David Barlow Buik (born 21 March 1944) is a businessman and financial pundit for the BBC and other British, American and Australian television channels and radio stations.

==Early life==
Buik was born in Montreal and moved to the UK in 1949. He was educated at Harrow School.

==Career==
Buik started work at Philip Hill Higginson Erlangers in the City of London. He later worked for RP Martin, Kirkland Whitaker, London Deposit Agencies, Money Market Agencies, MY Marshall, and City Index Group. The companies he has worked for mostly involved financial spread betting. He worked for BGC Partners from 1999 to 2011. His retirement from BGC was celebrated with a dinner on 25 March 2011 at the Royal Exchange, London.
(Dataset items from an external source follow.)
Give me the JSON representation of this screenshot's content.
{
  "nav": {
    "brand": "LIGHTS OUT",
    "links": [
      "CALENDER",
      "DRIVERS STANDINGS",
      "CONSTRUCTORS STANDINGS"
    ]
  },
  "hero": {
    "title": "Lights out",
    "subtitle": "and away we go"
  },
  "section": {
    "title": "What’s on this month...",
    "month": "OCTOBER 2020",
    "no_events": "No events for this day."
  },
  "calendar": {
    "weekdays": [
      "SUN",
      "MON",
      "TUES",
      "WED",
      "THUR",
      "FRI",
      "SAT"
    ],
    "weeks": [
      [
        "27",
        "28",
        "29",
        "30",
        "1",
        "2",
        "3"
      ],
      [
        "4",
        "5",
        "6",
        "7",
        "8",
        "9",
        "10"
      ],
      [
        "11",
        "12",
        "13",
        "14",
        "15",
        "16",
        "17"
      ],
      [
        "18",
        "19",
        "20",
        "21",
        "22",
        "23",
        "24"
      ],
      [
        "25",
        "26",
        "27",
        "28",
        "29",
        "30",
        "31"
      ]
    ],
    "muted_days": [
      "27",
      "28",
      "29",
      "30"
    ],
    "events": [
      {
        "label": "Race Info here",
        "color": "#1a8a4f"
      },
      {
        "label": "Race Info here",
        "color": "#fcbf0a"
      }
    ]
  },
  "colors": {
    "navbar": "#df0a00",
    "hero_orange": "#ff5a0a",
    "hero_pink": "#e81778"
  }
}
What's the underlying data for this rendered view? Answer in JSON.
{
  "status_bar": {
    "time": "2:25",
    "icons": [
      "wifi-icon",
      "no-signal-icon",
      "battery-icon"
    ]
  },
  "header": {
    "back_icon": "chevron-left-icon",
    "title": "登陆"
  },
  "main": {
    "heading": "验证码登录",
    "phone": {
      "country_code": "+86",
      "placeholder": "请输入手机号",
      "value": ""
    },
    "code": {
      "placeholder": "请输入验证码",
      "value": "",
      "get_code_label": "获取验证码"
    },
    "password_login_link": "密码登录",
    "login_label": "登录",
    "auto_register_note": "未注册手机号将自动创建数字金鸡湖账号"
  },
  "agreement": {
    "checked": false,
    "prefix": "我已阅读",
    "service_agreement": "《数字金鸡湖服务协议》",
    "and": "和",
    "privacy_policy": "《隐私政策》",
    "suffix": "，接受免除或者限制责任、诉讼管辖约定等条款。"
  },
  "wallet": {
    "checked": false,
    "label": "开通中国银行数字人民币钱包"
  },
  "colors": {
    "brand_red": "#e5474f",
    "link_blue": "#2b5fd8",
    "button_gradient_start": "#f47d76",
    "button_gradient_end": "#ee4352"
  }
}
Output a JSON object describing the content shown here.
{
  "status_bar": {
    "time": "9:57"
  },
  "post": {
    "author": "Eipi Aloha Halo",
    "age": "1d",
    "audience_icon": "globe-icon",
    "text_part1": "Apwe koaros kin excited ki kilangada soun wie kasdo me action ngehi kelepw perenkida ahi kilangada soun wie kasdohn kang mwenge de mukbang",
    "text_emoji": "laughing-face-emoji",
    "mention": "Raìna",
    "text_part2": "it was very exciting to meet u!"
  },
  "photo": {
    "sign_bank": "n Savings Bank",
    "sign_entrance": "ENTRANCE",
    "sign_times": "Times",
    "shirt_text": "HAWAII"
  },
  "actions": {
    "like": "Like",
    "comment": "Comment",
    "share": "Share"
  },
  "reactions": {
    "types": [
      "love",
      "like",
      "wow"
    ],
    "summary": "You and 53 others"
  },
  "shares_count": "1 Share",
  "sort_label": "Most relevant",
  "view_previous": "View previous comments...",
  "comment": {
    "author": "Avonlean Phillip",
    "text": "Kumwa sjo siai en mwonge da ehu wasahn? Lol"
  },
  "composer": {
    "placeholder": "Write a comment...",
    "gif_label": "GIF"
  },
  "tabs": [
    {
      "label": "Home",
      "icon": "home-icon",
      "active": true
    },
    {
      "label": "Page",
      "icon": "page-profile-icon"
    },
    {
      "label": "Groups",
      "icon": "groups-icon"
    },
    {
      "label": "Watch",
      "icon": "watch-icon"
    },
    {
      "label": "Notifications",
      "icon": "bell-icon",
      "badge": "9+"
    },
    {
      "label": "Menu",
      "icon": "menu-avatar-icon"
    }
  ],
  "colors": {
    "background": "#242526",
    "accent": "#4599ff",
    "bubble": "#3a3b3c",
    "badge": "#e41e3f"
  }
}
He has appeared as a financial pundit on the BBC, Bloomberg Television, CNN International ABC News (Australia) and LBC Radio.

He was appointed Member of the Order of the British Empire (MBE) in the 2016 New Year Honours for services to financial services.

==Personal life==
Buik married Penelope Bonner in 1976 in Westminster, and they had two daughters (in 1978 and 1980). He has a son, born in April 1973, from a previous marriage in 1970 in Westminster to Susan Fenwick. He lives in Fulham, and follows Fulham Football Club.

For many years he was a wicket keeper for the Harrow Wanderers Cricket Club.